Según una revisión científica, los trastornos del olfato, conocidos médicamente como alteraciones del sentido del olfato, son más frecuentes en hombres y en personas mayores de 60 años.
A pesar de su prevalencia, los expertos consideran que aún se les presta poca atención médica.
La revisión revela que los trastornos del olfato están relacionados con más de 130 enfermedades neurológicas, físicas y genéticas, y son más comunes que la pérdida auditiva severa o la ceguera.
Causas más comunes
La sinusitis crónica (CRS) es la principal causa de pérdida del olfato, una inflamación que puede ser consecuencia del asma, las alergias y la fibrosis quística.
La pérdida del olfato asociada a la gripe y los virus respiratorios es conocida desde hace tiempo, pero los estudios sugieren que es más común en pacientes con COVID-19, a un ritmo de 8 a 10 veces mayor.
Una señal temprana de enfermedades graves
Los investigadores señalan que cada vez hay más pruebas de que la pérdida del olfato puede ser un signo temprano de varias enfermedades, entre ellas:
- Demencia: un estudio publicado en la revista Nature Communications reveló que la disminución del olfato puede ser uno de los primeros signos del desarrollo de la enfermedad.

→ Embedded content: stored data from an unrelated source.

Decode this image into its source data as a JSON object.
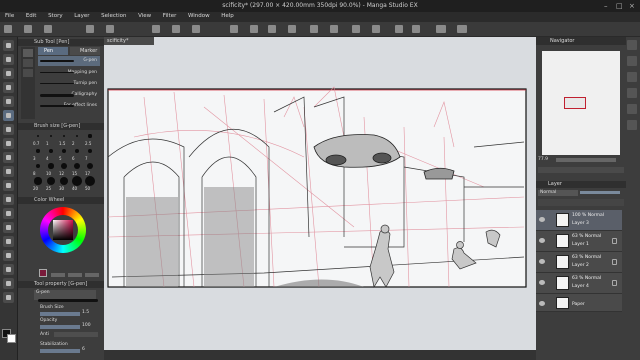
{
  "window": {
    "title": "scificity* (297.00 × 420.00mm 350dpi 90.0%) - Manga Studio EX"
  },
  "menu": [
    "File",
    "Edit",
    "Story",
    "Layer",
    "Selection",
    "View",
    "Filter",
    "Window",
    "Help"
  ],
  "document_tab": "scificity*",
  "subtool": {
    "header": "Sub Tool [Pen]",
    "tabs": [
      "Pen",
      "Marker"
    ],
    "brushes": [
      "G-pen",
      "Mapping pen",
      "Turnip pen",
      "Calligraphy",
      "For effect lines"
    ]
  },
  "brush_size": {
    "header": "Brush size [G-pen]",
    "sizes": [
      "0.7",
      "1",
      "1.5",
      "2",
      "2.5",
      "3",
      "4",
      "5",
      "6",
      "7",
      "8",
      "10",
      "12",
      "15",
      "17",
      "20",
      "25",
      "30",
      "40",
      "50"
    ]
  },
  "color_wheel": {
    "header": "Color Wheel"
  },
  "tool_property": {
    "header": "Tool property [G-pen]",
    "preset": "G-pen",
    "brush_size_label": "Brush Size",
    "brush_size_value": "1.5",
    "opacity_label": "Opacity",
    "opacity_value": "100",
    "aa_label": "Anti",
    "stabilization_label": "Stabilization",
    "stabilization_value": "6"
  },
  "navigator": {
    "header": "Navigator",
    "zoom": "77.9"
  },
  "layer_panel": {
    "header": "Layer",
    "blend_mode": "Normal",
    "opacity": "100",
    "layers": [
      {
        "opacity_mode": "100 %  Normal",
        "name": "Layer 3",
        "selected": true,
        "locked": false
      },
      {
        "opacity_mode": "63 %  Normal",
        "name": "Layer 1",
        "selected": false,
        "locked": true
      },
      {
        "opacity_mode": "63 %  Normal",
        "name": "Layer 2",
        "selected": false,
        "locked": true
      },
      {
        "opacity_mode": "63 %  Normal",
        "name": "Layer 4",
        "selected": false,
        "locked": true
      },
      {
        "opacity_mode": "",
        "name": "Paper",
        "selected": false,
        "locked": false
      }
    ]
  },
  "colors": {
    "main_color": "#111111",
    "sub_color": "#ffffff",
    "picked_color": "#7a1a3a"
  }
}
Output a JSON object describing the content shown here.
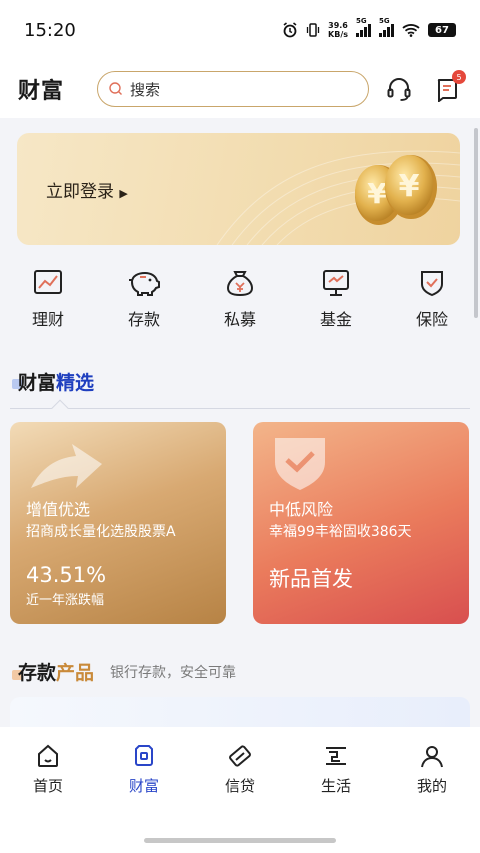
{
  "status": {
    "time": "15:20",
    "net_speed_value": "39.6",
    "net_speed_unit": "KB/s",
    "sim1": "5G",
    "sim2": "5G",
    "battery": "67"
  },
  "header": {
    "brand": "财富",
    "search_placeholder": "搜索",
    "message_badge": "5"
  },
  "banner": {
    "login_label": "立即登录"
  },
  "quick_menu": [
    {
      "label": "理财",
      "icon": "chart-icon"
    },
    {
      "label": "存款",
      "icon": "piggy-bank-icon"
    },
    {
      "label": "私募",
      "icon": "money-bag-icon"
    },
    {
      "label": "基金",
      "icon": "fund-screen-icon"
    },
    {
      "label": "保险",
      "icon": "shield-check-icon"
    }
  ],
  "featured": {
    "title_part1": "财富",
    "title_part2": "精选",
    "cards": [
      {
        "title": "增值优选",
        "subtitle": "招商成长量化选股股票A",
        "big": "43.51%",
        "note": "近一年涨跌幅"
      },
      {
        "title": "中低风险",
        "subtitle": "幸福99丰裕固收386天",
        "big": "新品首发",
        "note": ""
      }
    ]
  },
  "deposit": {
    "title_part1": "存款",
    "title_part2": "产品",
    "subtitle": "银行存款，安全可靠"
  },
  "tabbar": [
    {
      "label": "首页",
      "icon": "home-icon",
      "active": false
    },
    {
      "label": "财富",
      "icon": "wealth-icon",
      "active": true
    },
    {
      "label": "信贷",
      "icon": "credit-icon",
      "active": false
    },
    {
      "label": "生活",
      "icon": "life-icon",
      "active": false
    },
    {
      "label": "我的",
      "icon": "profile-icon",
      "active": false
    }
  ],
  "colors": {
    "accent_blue": "#2a46c8",
    "gold": "#c9a66b",
    "badge_red": "#e5483b"
  }
}
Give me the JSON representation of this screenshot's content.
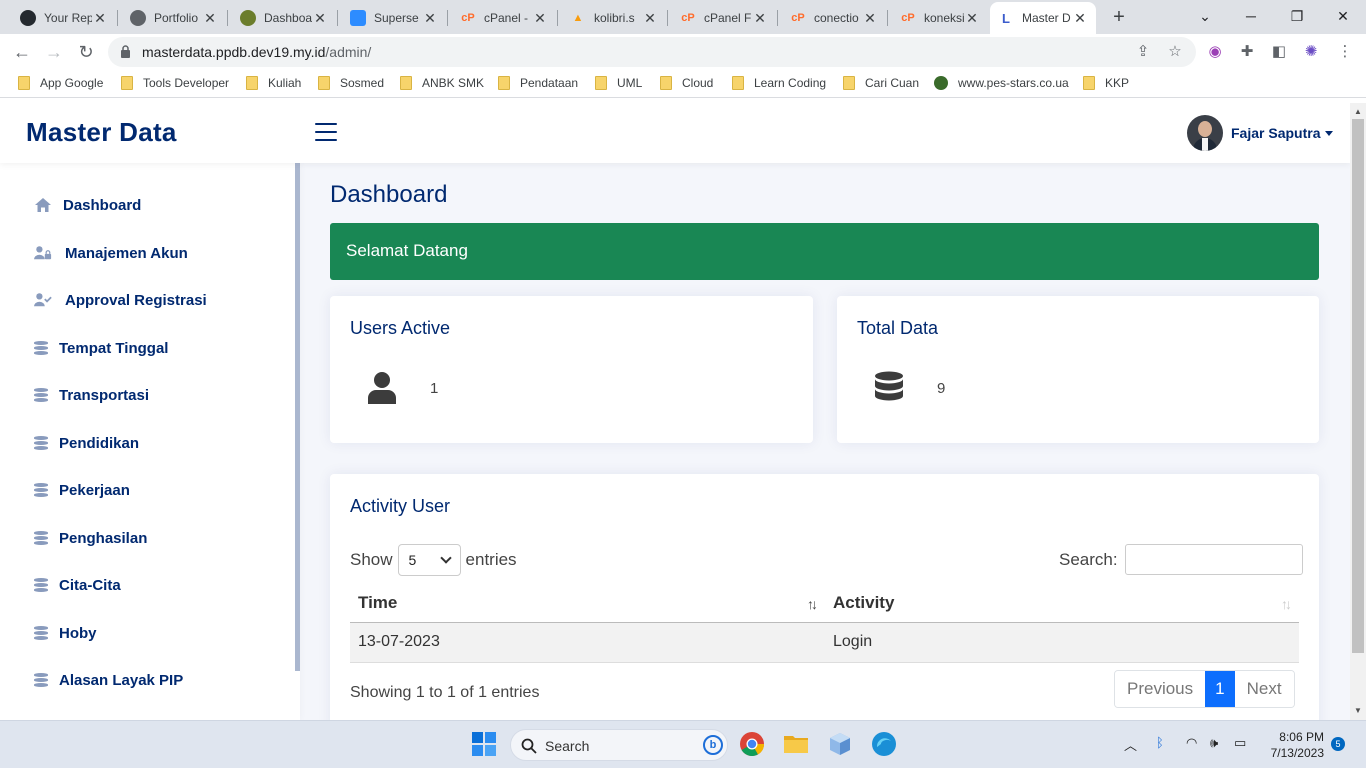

- Parkinson: el 90% de los pacientes pierden el olfato antes de que aparezcan los problemas motores, hasta cinco años antes.
- Enfermedades cardíacas y accidentes cerebrovasculares: los resultados recientes vinculan la pérdida del olfato con un mayor riesgo de accidente cerebrovascular e insuficiencia cardíaca en adultos sanos.
Recomendaciones de los expertos
Los investigadores instan a:
- Incluir pruebas del olfato en los chequeos médicos de rutina.
- Capacitar a los profesionales sanitarios para que traten los trastornos del olfato.
- Lanzar programas de sensibilización sobre la salud del olfato.
- Establecer políticas sanitarias para apoyar a los pacientes y reducir las lagunas en la atención.